What type of outsourcing agreement are you trying to negotiate? Do you want total third-party support or are you trying to maintain expertise internally also? What locations interest you and what services do you expect the vendor to provide? Also, what are the risks of outsourcing disaster recovery provision and possible access to your data? Do you have legal compliance issues that may bring complications?
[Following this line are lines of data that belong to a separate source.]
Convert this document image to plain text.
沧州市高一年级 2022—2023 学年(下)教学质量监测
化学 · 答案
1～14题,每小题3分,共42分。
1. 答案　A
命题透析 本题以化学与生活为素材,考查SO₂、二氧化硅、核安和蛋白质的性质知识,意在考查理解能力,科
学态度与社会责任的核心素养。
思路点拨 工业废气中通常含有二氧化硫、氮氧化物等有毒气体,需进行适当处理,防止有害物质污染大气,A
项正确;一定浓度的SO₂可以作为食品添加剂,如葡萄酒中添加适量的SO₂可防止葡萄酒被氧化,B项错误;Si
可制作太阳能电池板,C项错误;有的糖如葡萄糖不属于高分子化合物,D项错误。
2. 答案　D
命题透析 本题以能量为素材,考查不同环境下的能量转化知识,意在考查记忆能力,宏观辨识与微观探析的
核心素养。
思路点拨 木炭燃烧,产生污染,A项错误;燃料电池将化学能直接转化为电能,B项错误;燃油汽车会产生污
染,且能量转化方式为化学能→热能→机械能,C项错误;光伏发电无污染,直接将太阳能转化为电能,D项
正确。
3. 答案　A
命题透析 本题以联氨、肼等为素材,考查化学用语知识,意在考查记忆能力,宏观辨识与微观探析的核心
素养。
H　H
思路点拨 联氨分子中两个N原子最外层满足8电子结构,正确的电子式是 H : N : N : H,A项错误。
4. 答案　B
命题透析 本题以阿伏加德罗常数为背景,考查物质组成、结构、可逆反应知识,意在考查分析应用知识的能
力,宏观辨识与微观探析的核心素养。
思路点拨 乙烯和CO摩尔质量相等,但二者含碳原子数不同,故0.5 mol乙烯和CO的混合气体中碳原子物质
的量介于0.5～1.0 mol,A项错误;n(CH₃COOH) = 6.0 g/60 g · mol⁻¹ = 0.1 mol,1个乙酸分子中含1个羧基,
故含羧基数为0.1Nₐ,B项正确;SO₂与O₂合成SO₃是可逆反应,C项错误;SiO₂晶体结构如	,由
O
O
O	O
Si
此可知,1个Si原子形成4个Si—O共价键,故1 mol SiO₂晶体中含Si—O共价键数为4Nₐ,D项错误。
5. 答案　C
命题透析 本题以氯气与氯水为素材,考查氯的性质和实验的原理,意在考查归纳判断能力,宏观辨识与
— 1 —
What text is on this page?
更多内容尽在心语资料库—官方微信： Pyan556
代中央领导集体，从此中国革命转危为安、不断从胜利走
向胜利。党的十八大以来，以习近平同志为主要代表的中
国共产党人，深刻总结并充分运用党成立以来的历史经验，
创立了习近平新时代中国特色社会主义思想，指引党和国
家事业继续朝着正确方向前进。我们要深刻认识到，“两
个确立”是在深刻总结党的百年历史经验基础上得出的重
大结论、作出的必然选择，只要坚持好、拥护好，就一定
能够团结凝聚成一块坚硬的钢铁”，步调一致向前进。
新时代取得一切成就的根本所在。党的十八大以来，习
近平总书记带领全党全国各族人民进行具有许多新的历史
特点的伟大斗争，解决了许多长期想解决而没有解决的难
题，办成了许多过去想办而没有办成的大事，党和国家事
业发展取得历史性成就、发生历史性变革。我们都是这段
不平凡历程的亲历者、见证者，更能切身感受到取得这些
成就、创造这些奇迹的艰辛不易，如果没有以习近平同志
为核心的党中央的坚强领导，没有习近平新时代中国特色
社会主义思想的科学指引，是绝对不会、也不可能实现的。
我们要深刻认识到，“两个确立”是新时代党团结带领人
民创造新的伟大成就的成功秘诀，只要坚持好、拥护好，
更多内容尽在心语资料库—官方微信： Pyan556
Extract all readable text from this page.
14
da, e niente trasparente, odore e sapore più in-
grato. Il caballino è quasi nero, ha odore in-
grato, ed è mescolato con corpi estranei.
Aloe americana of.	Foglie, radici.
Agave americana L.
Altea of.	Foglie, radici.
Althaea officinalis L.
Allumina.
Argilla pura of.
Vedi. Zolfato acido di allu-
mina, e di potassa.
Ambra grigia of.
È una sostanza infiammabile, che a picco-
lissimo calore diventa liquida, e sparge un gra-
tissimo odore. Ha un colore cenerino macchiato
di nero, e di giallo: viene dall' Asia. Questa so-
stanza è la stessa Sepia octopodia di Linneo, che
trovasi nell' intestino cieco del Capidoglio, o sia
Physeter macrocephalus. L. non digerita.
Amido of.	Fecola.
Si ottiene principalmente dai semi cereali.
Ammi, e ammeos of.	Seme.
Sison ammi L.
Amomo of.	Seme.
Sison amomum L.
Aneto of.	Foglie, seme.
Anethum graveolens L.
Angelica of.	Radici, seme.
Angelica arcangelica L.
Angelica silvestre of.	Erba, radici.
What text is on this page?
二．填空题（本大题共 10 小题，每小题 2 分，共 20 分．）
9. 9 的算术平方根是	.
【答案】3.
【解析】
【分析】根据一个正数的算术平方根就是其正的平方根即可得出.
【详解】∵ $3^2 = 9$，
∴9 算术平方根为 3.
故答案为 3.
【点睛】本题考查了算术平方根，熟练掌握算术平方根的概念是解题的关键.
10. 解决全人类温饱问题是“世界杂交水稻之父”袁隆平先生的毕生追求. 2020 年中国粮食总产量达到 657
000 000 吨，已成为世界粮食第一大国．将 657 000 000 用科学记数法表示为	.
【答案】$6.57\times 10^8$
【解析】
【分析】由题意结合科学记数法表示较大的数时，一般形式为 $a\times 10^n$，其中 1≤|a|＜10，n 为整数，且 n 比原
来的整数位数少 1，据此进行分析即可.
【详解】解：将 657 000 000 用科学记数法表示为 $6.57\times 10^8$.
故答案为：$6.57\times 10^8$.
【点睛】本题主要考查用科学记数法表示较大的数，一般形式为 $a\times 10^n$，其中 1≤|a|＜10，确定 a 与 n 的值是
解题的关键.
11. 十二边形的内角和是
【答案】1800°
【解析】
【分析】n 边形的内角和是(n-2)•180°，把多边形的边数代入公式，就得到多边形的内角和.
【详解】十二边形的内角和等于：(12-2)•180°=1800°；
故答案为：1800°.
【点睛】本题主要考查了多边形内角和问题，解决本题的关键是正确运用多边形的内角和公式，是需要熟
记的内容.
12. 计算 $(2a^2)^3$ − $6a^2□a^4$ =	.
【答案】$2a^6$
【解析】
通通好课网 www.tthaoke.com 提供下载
These are all challenges in understanding the nature of the disaster recovery service you need to have and how much you want to pay for it to ascertain whether outsourcing of these services is feasible or not. From that you need to understand which vendors are actually qualified and can deliver the capability they say they can.
SMEs can take advantage of disaster recovery as a service; however, they need to be very clear of their requirements and internal delivery costs before evaluating third-party offerings. Get that planning right and you could have a highly beneficial outsourced disaster recovery service. Get it wrong and you'll find yourself tied into a contract and overpaying for a misaligned service that you can't necessarily get out of immediately.